All the plan's prominent features, which Indonesia earlier fervently hoped would propel ASEAN into a political and security community, have either been amended or deleted.

The first casualty was the much-talked-about proposal to create a regional peace-keeping force to be available to help end conflicts within the region.

After four rounds of discussion, ASEAN senior officials agreed that one element of the ASC was to establish a peace and stability mechanism, a generic designation thought up to replace the idea of regional peace-keeping forces in order not to provoke any one.

The part that committed ASEAN members to holding free and regular elections was also deleted. Most of the ASEAN countries contended that the paragraph mentioning the promotion of democracy and human rights, as well as the unchecked flow of information and the building of open, tolerant and transparent societies, was sufficient to make ASEAN more open and democratic.

Several ASEAN diplomats have blamed Indonesian senior officials for their failure to consult ASEAN members on the draft in advance. One of them said that while the draft was ideal and contained imperatives drawn from the UN and other international instruments, it did not reflect ASEAN thinking.

Worst of all, they said, they did not have the sense of ownership at all. For example, the call for free and regular elections could embarrass certain ASEAN members that do not have them.

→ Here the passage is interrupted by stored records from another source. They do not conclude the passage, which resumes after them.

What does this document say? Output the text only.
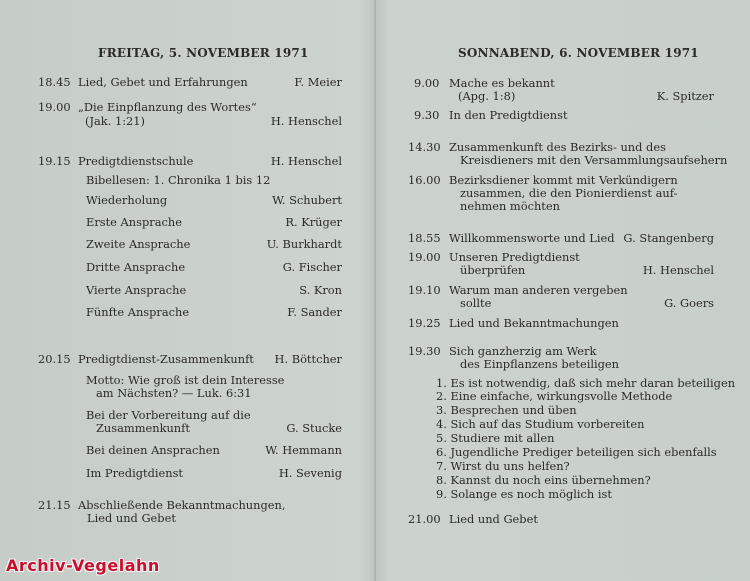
FREITAG, 5. NOVEMBER 1971
18.45 Lied, Gebet und Erfahrungen	F. Meier
19.00 „Die Einpflanzung des Wortes“
(Jak. 1:21)	H. Henschel
19.15 Predigtdienstschule	H. Henschel
Bibellesen: 1. Chronika 1 bis 12
Wiederholung	W. Schubert
Erste Ansprache	R. Krüger
Zweite Ansprache	U. Burkhardt
Dritte Ansprache	G. Fischer
Vierte Ansprache	S. Kron
Fünfte Ansprache	F. Sander
20.15 Predigtdienst-Zusammenkunft H. Böttcher
Motto: Wie groß ist dein Interesse
am Nächsten? — Luk. 6:31
Bei der Vorbereitung auf die
Zusammenkunft	G. Stucke
Bei deinen Ansprachen	W. Hemmann
Im Predigtdienst	H. Sevenig
21.15 Abschließende Bekanntmachungen,
Lied und Gebet
SONNABEND, 6. NOVEMBER 1971
9.00 Mache es bekannt
(Apg. 1:8)	K. Spitzer
9.30 In den Predigtdienst
14.30 Zusammenkunft des Bezirks- und des
Kreisdieners mit den Versammlungsaufsehern
16.00 Bezirksdiener kommt mit Verkündigern
zusammen, die den Pionierdienst auf-
nehmen möchten
18.55 Willkommensworte und Lied G. Stangenberg
19.00 Unseren Predigtdienst
überprüfen	H. Henschel
19.10 Warum man anderen vergeben
sollte	G. Goers
19.25 Lied und Bekanntmachungen
19.30 Sich ganzherzig am Werk
des Einpflanzens beteiligen
1. Es ist notwendig, daß sich mehr daran beteiligen
2. Eine einfache, wirkungsvolle Methode
3. Besprechen und üben
4. Sich auf das Studium vorbereiten
5. Studiere mit allen
6. Jugendliche Prediger beteiligen sich ebenfalls
7. Wirst du uns helfen?
8. Kannst du noch eins übernehmen?
9. Solange es noch möglich ist
21.00 Lied und Gebet
Archiv-Vegelahn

Apart from these controversial aspects, the plan outlines ASEAN cooperation in fighting transnational crime and other areas. The draft maintains ASEAN basis principles, including unanimity, non-interference in members' internal affairs, respect for national sovereignty, peaceful settlement of disputes and comprehensive security. The security community is one of the three pillars for the establishment of the ASEAN Community by 2020, which was approved by leaders of the organisation last October. The other two pillars are the ASEAN Economic Community and the ASEAN Social and Cultural Community.

Another reason is how Indonesia going to deal with the grouping's only pariah member, Myanmar. Unlike in the previous seven years since its admission, Myanmar's perpetuated political crisiscontinue to punish the well-being of ASEAN-EU relations. After more than 13 years of apprehension, Myanmar remains an impediment to ASEAN-EU cooperation as some of the EU members want to please ASEAN.

However, the enlargement of the EU in May saw 10 new members enter the union. Some of them know first hand what it means to be a pariah state. Now as new democracies and EU members, countries such as Poland, Hungary, the Czech Republic, Latvia and others want the EU to be firmer with Myanmar so that it is held accountable for its actions.

Now ASEAN and the EU are looking for a way out, a compromise rather, which is not easy. It has been suggested that Myanmar should downgrade its representative at ASEM from the head of state to the foreign-ministerial level to allow the EU leaders, who could be reluctant to join the Myanmarese junta leader Prime Minister Khint Nyunt, to attend the summit.

Will Myanmar accept such a formula? It will not be long before we find out. Before the formation of the ASEM in1996, Myanmar was the only thing standing in the way of ASEAN-European cooperation. Now it continues to undermine the whole gamut of Asian-European relations.

The Netherlands, which will assume the rotating presidency of the EU on July 1, is trying to save the Asia-Europe summit and wishes to see it proceed as scheduled.

Two important ASEM ministerial meetings concerning financial and economic matters were cancelled recently.

Amid increased external pressure on Myanmar from the EU, ASEAN is resorting to the herd instinct, aka the ASEAN Way, by strengthening its solidarity and defending the pariah state, reluctantly or not. Better this than face humiliation from Europe.

Obviously this ingrained behaviour enables Myanmar to repeatedly exploit ASEAN and hold it captive, as a group or individual members, without changing its status quo since May 1990.

A withered ASEAN creates an unwavering Myanmar. Therefore the EU must be rock solid. It is a contest of wills. As long as ASEAN or Asia at large quarrels with Europe over Myanmar, the pariah state wins.